Sur un fond de nappe à carreaux, l’exposition « Ecrits
croquants » à la bibliothèque de Soissons joint des textes et recettes
retrouvés chez les auteurs, de Huysmans à Bourvil, à de grandes photos de
fruits et légumes.
Une vinaigrette brille comme des larmes sur des
feuilles de salade, un poireau fendu s’enroule en langue de caméléon, un kiwi
décapité se surprend à être dans un coquetier. Les images sont de Marie‑Thérèse
Lefèvre, photographe de Caen. Certaines sont des commandes, tel le bol de
haricots, hommage à la légumineuse d’actualité à Soissons. Pas d’inox, aucune
barquette en plastique : la cuisine de grand’mère est sacrée.

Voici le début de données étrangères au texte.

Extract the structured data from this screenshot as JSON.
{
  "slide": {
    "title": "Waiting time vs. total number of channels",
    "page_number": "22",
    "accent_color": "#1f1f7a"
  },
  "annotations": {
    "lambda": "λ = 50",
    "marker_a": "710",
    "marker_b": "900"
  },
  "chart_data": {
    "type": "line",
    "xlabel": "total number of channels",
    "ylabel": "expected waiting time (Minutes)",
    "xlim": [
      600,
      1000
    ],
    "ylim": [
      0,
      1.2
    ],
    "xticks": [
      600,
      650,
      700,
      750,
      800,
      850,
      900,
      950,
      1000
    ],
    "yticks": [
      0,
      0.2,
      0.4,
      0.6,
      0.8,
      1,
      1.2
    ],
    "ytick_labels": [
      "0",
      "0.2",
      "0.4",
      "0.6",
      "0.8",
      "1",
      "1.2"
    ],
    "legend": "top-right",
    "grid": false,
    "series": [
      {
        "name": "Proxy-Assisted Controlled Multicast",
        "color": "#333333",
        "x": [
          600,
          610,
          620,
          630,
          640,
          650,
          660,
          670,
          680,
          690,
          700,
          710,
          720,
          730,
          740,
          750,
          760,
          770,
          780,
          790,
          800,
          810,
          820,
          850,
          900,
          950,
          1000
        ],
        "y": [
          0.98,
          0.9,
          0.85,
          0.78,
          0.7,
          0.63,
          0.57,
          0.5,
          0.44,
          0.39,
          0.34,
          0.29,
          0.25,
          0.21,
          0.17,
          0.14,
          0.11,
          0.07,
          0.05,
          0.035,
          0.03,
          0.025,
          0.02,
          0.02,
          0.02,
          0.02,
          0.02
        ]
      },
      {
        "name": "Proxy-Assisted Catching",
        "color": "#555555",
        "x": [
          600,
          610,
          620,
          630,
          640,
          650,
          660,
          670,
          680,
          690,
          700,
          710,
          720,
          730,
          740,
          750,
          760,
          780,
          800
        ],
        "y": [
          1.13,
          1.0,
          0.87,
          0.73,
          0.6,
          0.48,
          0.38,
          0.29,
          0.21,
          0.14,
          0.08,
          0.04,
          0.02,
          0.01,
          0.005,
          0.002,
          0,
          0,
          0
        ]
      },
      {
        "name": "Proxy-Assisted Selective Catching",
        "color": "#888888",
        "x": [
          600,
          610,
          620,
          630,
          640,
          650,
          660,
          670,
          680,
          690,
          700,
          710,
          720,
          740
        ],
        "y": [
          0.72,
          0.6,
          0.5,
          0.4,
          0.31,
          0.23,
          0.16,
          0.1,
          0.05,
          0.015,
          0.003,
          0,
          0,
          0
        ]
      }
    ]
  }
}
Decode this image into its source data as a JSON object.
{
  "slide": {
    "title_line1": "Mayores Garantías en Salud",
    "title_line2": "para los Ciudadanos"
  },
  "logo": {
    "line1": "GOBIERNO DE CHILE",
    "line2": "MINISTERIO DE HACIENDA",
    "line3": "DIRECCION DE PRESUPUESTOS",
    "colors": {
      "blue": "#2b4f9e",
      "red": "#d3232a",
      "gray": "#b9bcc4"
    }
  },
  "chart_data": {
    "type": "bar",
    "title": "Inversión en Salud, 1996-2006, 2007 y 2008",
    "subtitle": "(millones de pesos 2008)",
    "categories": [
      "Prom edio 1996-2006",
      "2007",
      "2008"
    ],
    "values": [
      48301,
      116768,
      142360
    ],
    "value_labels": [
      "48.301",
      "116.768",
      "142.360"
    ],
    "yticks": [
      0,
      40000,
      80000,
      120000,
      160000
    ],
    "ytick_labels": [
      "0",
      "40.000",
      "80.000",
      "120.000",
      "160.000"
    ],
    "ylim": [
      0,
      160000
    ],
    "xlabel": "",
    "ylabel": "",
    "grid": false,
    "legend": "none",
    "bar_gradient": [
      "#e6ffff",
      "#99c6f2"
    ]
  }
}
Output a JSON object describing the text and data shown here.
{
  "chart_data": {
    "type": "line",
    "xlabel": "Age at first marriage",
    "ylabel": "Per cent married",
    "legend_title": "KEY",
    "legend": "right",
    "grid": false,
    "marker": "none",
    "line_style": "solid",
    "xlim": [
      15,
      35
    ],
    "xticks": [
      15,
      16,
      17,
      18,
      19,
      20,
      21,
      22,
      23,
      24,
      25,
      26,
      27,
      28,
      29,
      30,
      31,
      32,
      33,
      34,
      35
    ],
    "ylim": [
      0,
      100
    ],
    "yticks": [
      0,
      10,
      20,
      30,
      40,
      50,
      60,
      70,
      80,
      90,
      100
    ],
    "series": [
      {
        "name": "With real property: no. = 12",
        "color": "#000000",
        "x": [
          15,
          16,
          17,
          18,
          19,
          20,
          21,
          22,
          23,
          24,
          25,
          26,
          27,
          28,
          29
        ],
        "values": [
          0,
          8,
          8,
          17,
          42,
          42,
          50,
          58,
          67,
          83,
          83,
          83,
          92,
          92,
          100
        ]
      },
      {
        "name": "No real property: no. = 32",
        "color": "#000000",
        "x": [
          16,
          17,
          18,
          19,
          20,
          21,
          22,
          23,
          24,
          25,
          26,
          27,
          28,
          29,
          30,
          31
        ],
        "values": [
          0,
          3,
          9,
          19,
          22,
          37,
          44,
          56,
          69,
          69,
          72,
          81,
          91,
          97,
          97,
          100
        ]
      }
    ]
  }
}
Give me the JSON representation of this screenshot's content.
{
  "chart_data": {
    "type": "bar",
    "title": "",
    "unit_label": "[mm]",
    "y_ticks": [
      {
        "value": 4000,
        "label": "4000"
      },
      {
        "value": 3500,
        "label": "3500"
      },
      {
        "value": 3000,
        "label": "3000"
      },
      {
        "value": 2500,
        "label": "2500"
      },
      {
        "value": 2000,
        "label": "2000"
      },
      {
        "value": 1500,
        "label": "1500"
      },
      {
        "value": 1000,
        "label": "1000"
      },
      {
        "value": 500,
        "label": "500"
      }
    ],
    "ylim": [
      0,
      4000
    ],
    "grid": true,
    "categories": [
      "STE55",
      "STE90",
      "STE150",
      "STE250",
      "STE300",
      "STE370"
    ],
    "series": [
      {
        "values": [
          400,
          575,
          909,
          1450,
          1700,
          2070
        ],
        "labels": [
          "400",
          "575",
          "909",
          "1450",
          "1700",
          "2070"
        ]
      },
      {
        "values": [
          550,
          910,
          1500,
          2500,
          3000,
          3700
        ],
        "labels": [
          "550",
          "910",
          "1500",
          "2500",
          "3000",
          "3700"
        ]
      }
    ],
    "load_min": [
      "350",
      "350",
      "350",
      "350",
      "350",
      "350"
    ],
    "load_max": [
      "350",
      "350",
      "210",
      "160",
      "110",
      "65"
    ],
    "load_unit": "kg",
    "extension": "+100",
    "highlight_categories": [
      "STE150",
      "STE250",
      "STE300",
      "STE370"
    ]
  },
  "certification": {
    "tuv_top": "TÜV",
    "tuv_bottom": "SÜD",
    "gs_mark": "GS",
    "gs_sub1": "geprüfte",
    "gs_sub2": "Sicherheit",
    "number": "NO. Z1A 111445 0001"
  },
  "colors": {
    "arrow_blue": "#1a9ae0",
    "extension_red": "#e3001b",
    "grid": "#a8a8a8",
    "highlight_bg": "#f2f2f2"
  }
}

Le choix des textes est celui
d’au moins un comité ? Non, Anne‑Marie Natanson, conservateur en chef, est
allée seule les chercher sur les rayons, d’après des échos enregistrés dans sa
mémoire, comme sur un disque dur, pendant sa longue intimité avec les livres.
Il y a l’obligée madeleine qui,
trempée par Proust dans une tisane, éveille en lui un souvenir si incandescent
du passé qu’il écrit sept tomes pour le faire renaître. Plus espiègle, la
recette de Topor pour « Maman aux roses blanches » commence
« Embrassez Maman sur les deux joues puis coupez‑la en deux » et finit
« Mettez quelques roses blanches sous l’assiette : Maman les aimait
tant ».
Dans « Poisson au coup de pied »,
Colette pose un texte d’une souplesse à faire croire qu’il a été gribouillé sur
un bout de papier. Mais la désinvolture masque sa densité, une exactitude, un
amour de chaque mot. Le coup de pied ? C’est celui donné au feu de bois
pour découvrir la braise dans laquelle le poisson cuira.
La nourriture est un sujet autour duquel les
écrivains français se fédèrent. Pas seulement les auteurs, d’ailleurs :
les étrangers s’amusent à entendre les Français à table tant parler d’autres
repas, d’autres plats. Croquant au présent, ils veulent croquer aussi au passé.